Masih terkait dengan masalah korupsi di NTT. Pada akhir tahun 2011 lalu diadakan Rapat Kerja para gubernur se-Indonesia. Dalam Rapat Kerja yang bertemakan “Peningkatan Peran Gubernur Dalam Meningkatkan Agenda Pembangunan Nasional” itu, seluruh gubernur menandatangani Pakta Integritas Pencegahan dan Pemberantasan Korupsi sebagai bentuk dari pelaksanaan Inpres No. 9 Tahun 2011 tentang Pencegahan dan Pemberantasan Korupsi (INFO OTDA, Edisi 4, Maret – April 2012 hal. 1). Namun hingga hari ini, di NTT, tidak terdengar sedikit pun tanda-tanda akan adanya sebuah gebrakan baru dalam hal pemberantasan korupsi dari gubernur sebagai implementasi dari penandatangan pakta tersebut. Apakah karena momentum saat ini belum tepat dan karena itu harus menunggu sampai saat dimulainya kampanye pemilu legislatif yang kemudian disusul dengan kampanye pilgub?

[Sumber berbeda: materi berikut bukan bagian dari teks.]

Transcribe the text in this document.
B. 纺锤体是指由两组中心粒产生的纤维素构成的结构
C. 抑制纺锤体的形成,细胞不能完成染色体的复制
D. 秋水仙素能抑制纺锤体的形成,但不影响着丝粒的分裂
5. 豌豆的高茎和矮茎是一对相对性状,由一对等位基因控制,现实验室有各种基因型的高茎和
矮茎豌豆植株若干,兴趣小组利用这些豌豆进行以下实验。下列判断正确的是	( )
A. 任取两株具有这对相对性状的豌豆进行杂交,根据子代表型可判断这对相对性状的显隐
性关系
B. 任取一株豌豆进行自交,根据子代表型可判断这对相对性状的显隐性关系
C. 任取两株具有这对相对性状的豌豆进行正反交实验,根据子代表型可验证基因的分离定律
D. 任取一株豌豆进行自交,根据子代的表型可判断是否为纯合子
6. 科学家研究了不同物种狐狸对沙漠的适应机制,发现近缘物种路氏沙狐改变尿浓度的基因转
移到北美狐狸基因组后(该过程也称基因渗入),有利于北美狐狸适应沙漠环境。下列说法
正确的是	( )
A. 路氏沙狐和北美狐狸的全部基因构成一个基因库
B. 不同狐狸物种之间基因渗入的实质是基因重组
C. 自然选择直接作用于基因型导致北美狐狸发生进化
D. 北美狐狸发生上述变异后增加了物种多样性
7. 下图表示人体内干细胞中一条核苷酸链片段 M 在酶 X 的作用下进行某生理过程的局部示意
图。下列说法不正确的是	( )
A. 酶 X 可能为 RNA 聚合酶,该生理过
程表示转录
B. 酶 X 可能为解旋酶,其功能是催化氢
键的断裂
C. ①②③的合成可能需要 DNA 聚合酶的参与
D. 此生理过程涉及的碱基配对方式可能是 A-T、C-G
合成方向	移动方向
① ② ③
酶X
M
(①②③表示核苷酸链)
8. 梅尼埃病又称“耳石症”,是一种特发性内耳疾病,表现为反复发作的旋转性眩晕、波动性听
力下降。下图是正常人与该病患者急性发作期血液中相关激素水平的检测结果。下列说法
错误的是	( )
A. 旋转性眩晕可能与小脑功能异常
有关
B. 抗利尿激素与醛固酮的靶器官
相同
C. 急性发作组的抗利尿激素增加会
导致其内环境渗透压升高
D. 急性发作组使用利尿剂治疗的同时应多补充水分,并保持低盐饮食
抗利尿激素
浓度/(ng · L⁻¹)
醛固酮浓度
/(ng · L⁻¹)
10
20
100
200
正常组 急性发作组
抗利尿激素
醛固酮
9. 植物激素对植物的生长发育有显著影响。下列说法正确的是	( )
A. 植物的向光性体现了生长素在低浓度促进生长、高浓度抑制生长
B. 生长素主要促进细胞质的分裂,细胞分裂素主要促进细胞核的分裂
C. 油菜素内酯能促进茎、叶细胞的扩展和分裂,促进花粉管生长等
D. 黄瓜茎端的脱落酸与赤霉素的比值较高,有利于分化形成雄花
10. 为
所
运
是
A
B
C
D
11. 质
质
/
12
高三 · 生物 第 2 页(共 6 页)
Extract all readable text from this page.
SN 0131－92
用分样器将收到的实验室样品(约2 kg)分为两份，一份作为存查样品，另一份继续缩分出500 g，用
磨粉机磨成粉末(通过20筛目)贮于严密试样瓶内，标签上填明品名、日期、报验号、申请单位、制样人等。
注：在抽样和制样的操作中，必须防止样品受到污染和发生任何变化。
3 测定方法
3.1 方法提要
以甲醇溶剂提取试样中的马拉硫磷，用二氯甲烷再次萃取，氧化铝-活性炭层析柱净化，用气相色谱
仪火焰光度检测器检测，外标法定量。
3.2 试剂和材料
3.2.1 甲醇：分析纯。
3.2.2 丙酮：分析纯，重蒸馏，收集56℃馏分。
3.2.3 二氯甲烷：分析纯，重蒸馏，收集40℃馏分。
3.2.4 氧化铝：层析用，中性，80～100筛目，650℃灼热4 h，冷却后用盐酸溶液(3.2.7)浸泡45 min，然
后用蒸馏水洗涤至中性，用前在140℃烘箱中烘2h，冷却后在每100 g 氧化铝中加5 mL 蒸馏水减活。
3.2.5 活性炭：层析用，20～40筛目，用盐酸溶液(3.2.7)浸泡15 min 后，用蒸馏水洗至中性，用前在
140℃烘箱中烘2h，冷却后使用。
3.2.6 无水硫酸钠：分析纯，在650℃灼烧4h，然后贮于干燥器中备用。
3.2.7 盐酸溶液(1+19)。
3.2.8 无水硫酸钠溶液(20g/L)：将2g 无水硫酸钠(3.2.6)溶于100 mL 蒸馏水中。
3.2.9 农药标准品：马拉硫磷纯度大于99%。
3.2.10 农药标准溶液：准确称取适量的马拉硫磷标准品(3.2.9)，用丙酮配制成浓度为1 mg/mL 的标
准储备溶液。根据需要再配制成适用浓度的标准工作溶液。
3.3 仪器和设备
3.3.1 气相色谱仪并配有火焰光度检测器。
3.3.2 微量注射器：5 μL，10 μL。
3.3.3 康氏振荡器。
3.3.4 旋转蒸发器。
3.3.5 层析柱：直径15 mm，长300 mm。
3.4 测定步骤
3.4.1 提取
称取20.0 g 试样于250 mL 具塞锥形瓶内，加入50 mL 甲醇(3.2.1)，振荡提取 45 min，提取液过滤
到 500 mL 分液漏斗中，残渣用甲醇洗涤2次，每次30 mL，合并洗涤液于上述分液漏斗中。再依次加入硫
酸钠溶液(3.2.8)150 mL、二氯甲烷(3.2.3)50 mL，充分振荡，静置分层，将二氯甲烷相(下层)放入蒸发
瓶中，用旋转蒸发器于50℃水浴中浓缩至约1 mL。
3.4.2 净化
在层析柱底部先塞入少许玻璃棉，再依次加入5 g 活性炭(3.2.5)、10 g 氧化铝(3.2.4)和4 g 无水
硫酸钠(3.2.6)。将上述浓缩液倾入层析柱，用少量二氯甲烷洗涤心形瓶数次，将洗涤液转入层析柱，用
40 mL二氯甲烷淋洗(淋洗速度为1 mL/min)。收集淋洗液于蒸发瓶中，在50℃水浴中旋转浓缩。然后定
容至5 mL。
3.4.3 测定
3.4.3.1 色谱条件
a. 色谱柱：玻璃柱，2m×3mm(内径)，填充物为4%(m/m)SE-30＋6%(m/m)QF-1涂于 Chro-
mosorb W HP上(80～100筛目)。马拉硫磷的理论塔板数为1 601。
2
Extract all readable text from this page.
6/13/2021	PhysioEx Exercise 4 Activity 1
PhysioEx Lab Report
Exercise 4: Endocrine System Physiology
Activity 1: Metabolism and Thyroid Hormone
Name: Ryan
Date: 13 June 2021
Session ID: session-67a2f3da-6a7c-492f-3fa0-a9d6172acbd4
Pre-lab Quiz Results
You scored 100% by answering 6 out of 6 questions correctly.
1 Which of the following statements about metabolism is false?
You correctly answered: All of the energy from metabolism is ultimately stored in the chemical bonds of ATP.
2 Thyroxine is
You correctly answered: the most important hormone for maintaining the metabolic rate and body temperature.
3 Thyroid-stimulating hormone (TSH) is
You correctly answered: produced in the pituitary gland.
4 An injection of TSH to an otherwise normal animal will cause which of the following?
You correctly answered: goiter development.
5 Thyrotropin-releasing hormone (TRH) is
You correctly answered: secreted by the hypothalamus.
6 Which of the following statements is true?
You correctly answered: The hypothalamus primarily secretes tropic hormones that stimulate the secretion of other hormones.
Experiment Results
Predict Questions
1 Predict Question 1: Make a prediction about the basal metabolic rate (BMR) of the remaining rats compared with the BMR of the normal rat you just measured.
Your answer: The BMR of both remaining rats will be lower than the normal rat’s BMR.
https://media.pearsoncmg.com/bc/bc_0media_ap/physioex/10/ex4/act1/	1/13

            Di negara-negara lain, sebuah pernyataan antikorupsi dimaknai secara tunggal. Apa yang dikatakan tentang pemberantasan korupsi, itu pulalah yang diimplementasikan. Singapura di bawah Lee Kuan Yew gencar mengampanyekan pemberantasan korupsi, dan Lee Kuan Yew merupakan figur kunci di balik ceritera sukses Singapura dalam pemberantasan korupsi. Cina di bawah Deng Xiaoping lebih lain lagi. Mantan pemimpin Negeri Tirai Bambu ini di masa kepemimpinannya malah menyediakan 100 peti mayat khusus untuk koruptor kelas kakap. Hasilnya jelas, negara komunis ini berhasil mereduksi tingkat korupsi, menata kembali perekonomiannya, dan kemudian menjadi kekuatan ekonomi baru. Lantas, kita di Indonesia, khususnya di NTT, harus di bawah siapa dulu ?   
            Indonesia memang unik (untuk tidak mengatakan ‘aneh’). Sebuah pernyataan  tentang pemberantasan korupsi rupanya harus dimaknai secara terbalik. Memberantas korupsi berarti harus melakukan korupsi. Mengampanyekan program antikorupsi berarti suatu ketika secara beramai-ramai melakukan korupsi. Setali tiga uang, ‘memimpin langsung pemberantasan korupsi’ berarti memimpin langsung korupsi sampai korupsi berhasil terinstitusionalisasi secara sistemik dan mengakar, ‘katakan tidak pada korupsi’ berarti ‘nanti kita akan korupsi’. Demikian pula halnya, tindakan menandatangani Pakta Integritas Pencegahan dan Pemberantasan Korupsi adalah menyimpan atau mendiamkan agenda pencegahan dan pemberantasan korupsi untuk sebuah jangka waktu yang tak diketahui.
            Kekuatiran kita adalah jangan sampai karena sikap munafik ini lantas masyarakat kita menjadi bosan dan menganggap masalah korupsi adalah hal yang biasa. Karena secara psikologis, sebuah kesan atau informasi yang muncul secara terus-menerus meski menarik, bagaimanapun juga pada suatu titik tertentu akan membuat orang merasa jenuh dan menganggapnya sebagai hal yang wajar.  Orang kemudian menjadi apatis, tidak menggubris lagi kesan atau informasi yang diperolehnya secara terus-menerus tadi karena sudah terbiasa. Maka dapatlah dibayangkan bagaimana jadinya kalau sampai masyarakat pun akhirnya menjadi apatis terhadap persoalan korupsi yang sangat merugikan ini. Bagaimana jadinya kalau kontrol masyarakat terhadap pemberantasan korupsi ini menjadi hilang dan kembali bergantung sepenuhnya kepada profesionalitas para penegak hukum yang selama ini diragukan.
             Sudah selayaknya jika para pejabat/politisi perlu mengukur diri terdahulu saat mengumbar janji soal pemberantasan korupsi. Cukuplah para pejabat/politisi itu secara diam-diam mendukung setiap langkah kebijakan dalam hal pemberantasan korupsi tanpa harus berkoar-koar terlebih dahulu. Karena ketika pejabat/politisi membicarakan hal pemberantasan korupsi, hal yang muncul dalam memori masyarakat adalah kemunafikan. Meskipun masyarat Indonesia dikatakan memiliki memori sosial yang terbilang pendek tetapi jika diulangi terus-menerus maka rasa sakit hati akan muncul kembali. Tidak pernah muncul di negeri ini seorang pemimpin yang memiliki kemauan politik yang kuat dalam pemberantasan korupsi setara Lee Kuan Yew atau Deng Xiaoping. Untuk itu, daripada menambah sakit hati rakyat maka layaklah jika para pejabat/politisi mengunci mulutnya untuk tidak membicarakan lagi hal pemberantasan korupsi tetapi dengan diam-diam menjadikan dirinya sebagai teladan sikap antikorupsi.

BACAAN ACUAN
Mochtar Lubis, 2001, Manusia Indonesia (Sebuah Pertanggungjawaban), Jakarta: Yayasan Obor Indonesi.

Ahmad Khoirul Umam, Neo-Soeharto dan Politisasi Lembaga, Dalam Kompas, Senin, 25 Juli 2011.